For Crosby’s renown to endure, he needs to make the transition from faded star to timeless artist...fortunately for Bing, Gary Giddins has taken up the gauntlet with surprising vehemence ... Mr. Giddins’s thorough research pays dividends. By digging into day-by-day and week-by-week itineraries, our biographer demands our admiration for Crosby’s unflagging efforts, often with little concern for personal rewards or favorable publicity ... Mr. Giddins is surprisingly non-judgmental about this subject—especially when compared to his strong opinions on Crosby’s recordings. He chastises the performer when he 'misses each and every high note' on a track ... But Crosby’s approach to child-rearing is never directly criticized, and often presented as symptomatic of its time and place ... But no one can accuse Mr. Giddins of shortchanging us on the facts. Every aspect of Crosby’s life is laid bare for close inspection in this penetrating biography ... I especially enjoyed previously unpublished extracts from a fan’s diary that recount minute details of Crosby’s life from the perspective of two sisters who followed him wherever he went ... It’s hard to reconcile the different facets of this oddly private man who thrived in the limelight while maintaining such reserve.

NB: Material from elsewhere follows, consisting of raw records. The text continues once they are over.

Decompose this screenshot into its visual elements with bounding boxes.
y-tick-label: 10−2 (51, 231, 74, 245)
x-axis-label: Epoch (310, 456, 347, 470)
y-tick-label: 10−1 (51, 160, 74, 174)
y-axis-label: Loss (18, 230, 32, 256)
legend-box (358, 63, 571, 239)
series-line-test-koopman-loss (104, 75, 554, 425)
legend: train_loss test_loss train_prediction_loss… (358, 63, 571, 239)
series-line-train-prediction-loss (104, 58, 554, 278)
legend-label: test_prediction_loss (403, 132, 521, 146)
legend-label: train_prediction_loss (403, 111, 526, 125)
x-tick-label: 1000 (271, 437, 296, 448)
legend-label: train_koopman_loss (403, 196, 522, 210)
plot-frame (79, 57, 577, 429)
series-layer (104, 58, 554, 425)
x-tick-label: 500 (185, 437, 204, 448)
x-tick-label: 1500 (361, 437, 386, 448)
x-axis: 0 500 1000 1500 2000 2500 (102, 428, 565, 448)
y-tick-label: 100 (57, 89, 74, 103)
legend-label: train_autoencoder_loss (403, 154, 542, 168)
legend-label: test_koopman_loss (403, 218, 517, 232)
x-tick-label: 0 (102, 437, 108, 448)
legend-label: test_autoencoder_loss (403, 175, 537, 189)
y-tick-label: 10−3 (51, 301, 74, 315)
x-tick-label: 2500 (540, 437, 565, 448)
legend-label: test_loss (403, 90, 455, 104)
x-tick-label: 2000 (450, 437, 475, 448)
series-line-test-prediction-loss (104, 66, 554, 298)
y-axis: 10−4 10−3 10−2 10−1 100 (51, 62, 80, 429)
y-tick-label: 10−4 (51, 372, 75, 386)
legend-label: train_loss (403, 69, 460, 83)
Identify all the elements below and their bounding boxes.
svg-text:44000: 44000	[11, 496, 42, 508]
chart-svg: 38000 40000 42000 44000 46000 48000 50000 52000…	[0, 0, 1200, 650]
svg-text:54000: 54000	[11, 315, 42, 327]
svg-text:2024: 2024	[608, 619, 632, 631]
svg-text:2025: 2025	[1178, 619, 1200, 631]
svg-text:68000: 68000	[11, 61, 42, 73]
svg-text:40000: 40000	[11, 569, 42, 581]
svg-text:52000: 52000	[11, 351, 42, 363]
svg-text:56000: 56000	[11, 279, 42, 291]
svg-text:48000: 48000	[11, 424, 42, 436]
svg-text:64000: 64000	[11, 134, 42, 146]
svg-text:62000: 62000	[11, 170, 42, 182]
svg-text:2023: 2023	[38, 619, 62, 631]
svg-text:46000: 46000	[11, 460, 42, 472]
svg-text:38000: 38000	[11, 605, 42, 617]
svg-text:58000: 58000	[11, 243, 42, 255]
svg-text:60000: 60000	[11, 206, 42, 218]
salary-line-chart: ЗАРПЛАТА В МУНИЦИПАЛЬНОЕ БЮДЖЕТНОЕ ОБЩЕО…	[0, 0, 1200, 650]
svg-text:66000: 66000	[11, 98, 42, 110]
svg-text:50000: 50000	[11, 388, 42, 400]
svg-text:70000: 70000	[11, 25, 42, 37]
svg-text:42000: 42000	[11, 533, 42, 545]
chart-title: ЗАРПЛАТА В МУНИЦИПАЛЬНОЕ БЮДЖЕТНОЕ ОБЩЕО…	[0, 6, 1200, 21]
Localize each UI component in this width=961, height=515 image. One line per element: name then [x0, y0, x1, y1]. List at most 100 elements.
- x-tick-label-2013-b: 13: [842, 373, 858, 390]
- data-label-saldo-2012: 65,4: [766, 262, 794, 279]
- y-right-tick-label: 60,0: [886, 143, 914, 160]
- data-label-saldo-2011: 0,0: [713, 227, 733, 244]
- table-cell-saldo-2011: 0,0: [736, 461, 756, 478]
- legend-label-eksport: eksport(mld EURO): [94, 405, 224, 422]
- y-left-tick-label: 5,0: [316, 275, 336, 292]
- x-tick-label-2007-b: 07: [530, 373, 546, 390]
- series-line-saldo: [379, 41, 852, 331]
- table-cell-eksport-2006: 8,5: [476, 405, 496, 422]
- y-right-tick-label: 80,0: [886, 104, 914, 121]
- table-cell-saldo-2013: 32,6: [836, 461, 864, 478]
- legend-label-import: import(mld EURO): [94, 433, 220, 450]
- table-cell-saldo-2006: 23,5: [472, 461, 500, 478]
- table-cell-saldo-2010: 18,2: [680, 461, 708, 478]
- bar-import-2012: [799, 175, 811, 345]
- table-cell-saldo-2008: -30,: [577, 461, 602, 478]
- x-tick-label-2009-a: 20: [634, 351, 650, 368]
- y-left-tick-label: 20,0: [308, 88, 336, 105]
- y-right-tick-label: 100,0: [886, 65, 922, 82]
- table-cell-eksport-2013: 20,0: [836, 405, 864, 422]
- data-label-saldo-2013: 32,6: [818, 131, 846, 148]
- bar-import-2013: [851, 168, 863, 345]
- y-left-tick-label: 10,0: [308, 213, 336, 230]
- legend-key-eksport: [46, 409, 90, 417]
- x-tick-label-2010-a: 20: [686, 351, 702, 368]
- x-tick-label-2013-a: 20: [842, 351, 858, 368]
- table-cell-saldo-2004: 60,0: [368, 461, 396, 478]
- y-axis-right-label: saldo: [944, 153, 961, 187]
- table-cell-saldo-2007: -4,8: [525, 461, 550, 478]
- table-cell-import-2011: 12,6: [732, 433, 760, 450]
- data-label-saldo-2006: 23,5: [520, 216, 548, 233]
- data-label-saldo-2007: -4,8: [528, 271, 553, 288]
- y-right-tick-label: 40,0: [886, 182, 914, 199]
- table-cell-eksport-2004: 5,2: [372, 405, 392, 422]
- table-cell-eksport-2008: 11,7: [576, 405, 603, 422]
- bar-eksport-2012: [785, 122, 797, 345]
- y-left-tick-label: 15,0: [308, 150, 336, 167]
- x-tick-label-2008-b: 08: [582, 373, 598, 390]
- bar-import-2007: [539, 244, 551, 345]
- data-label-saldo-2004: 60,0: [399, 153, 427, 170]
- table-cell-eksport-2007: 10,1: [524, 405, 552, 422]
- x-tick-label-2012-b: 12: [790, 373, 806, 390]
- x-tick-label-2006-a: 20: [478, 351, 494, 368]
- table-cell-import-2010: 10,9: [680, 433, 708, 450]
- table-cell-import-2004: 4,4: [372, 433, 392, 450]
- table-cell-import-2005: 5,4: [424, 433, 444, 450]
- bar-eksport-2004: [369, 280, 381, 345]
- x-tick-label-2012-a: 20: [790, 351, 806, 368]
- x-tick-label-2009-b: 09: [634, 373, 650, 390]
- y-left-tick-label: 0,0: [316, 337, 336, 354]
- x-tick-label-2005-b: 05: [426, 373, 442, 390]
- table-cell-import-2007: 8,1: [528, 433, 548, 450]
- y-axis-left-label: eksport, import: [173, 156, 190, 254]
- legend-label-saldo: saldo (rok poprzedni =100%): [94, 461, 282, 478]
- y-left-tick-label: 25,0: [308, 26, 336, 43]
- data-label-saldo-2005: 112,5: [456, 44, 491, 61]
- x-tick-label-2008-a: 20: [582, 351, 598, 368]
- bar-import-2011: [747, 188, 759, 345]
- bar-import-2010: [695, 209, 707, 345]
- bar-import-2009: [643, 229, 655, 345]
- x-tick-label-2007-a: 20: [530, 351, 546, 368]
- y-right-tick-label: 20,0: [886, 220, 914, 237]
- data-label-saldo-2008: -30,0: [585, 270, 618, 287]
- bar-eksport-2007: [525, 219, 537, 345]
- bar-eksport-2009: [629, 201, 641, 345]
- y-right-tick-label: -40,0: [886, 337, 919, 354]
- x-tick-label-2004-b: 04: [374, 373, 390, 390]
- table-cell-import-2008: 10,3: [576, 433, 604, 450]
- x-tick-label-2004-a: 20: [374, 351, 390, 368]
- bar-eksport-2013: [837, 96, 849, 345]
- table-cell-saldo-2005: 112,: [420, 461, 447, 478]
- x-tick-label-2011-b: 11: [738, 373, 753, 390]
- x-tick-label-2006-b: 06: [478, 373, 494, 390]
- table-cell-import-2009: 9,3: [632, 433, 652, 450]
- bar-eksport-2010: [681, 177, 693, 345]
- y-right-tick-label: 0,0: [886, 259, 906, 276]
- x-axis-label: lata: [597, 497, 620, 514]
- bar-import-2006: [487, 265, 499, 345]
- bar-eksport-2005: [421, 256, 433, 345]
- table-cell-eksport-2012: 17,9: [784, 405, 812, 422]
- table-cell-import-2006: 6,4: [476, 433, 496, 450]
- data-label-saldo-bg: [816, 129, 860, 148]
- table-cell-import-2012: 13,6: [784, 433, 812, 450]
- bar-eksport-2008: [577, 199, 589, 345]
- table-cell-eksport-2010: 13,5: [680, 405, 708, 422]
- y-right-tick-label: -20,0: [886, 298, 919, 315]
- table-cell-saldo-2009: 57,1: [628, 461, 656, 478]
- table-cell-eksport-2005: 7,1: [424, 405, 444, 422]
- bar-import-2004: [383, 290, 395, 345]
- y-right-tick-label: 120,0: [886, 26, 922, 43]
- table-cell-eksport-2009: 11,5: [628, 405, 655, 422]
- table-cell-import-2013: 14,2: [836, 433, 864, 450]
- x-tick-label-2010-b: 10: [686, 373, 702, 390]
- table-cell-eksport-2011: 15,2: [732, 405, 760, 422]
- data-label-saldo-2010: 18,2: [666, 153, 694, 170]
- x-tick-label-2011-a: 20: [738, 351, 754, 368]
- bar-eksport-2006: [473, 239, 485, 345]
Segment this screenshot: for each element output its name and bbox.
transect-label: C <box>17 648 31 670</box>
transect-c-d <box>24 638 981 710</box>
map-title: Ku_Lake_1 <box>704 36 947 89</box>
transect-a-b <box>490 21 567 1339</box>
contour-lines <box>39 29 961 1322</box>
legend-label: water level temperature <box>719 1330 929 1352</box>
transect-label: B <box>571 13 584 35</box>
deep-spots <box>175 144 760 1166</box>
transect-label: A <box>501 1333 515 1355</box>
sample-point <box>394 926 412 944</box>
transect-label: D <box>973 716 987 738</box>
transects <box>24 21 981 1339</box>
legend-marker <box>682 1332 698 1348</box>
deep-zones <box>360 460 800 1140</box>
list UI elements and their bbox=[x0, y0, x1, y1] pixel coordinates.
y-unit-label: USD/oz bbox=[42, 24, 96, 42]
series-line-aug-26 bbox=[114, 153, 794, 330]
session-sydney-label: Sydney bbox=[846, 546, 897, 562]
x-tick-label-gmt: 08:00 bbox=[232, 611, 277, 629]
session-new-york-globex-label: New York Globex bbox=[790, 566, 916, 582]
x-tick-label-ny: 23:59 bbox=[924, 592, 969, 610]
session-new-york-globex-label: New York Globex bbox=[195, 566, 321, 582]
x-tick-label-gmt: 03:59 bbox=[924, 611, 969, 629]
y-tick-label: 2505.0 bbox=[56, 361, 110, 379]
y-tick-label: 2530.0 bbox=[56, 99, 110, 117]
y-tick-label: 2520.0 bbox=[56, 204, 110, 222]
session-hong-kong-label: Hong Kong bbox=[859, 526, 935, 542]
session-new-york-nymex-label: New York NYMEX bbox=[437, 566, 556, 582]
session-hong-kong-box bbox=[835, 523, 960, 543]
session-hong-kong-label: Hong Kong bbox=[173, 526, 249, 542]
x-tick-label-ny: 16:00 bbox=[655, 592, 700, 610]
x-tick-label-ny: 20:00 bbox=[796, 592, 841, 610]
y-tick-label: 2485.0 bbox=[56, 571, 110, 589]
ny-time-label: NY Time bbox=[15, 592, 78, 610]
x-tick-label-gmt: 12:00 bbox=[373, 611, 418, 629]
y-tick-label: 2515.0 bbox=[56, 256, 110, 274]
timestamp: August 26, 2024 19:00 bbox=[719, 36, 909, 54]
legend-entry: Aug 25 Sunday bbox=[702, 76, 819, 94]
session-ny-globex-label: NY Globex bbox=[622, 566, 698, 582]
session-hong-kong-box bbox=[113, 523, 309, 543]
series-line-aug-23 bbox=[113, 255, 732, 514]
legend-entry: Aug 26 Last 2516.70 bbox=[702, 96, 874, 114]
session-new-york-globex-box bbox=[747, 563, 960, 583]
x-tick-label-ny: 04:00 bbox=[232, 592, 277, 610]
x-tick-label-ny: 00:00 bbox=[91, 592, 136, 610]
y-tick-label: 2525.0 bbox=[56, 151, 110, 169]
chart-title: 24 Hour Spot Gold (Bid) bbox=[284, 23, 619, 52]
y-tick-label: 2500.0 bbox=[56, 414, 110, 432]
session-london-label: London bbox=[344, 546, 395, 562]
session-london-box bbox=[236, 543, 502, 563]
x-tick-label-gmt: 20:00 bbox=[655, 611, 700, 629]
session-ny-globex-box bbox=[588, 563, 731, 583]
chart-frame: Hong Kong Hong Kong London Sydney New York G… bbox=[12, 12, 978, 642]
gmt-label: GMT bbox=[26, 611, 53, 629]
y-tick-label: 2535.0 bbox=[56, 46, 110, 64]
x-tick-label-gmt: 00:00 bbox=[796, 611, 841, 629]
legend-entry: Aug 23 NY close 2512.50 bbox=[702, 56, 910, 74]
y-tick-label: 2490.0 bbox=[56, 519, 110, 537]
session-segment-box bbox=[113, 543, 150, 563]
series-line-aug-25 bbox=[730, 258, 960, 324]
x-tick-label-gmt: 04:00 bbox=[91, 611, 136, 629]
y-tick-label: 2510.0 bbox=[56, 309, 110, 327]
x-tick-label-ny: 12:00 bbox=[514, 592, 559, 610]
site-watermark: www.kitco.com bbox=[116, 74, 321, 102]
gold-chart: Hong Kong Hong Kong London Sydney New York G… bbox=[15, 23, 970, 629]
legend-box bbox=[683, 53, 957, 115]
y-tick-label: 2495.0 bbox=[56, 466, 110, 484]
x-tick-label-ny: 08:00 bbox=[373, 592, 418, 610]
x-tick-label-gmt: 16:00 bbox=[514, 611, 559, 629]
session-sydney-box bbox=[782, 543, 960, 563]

For a twenty-first-century audience, the idea of Bing Crosby as both a swoonworthy movie idol and an inspiration to battle-hardened soldiers may seem difficult to comprehend, but that is the brilliance of Giddins’ work: he makes us see how, in a very different time, Crosby’s easygoing, waggish style was just what the country craved, on records and radio, at the movies, and in person.
Worth the wait. ... an astute account ... a densely packed, sometimes excessively detailed narrative ... It must be noted, with regret, that Giddins has a terrible weakness for unnecessary material ... [an] evocative portrait of a man and a historical moment, which would be even better if it were about 100 pages shorter.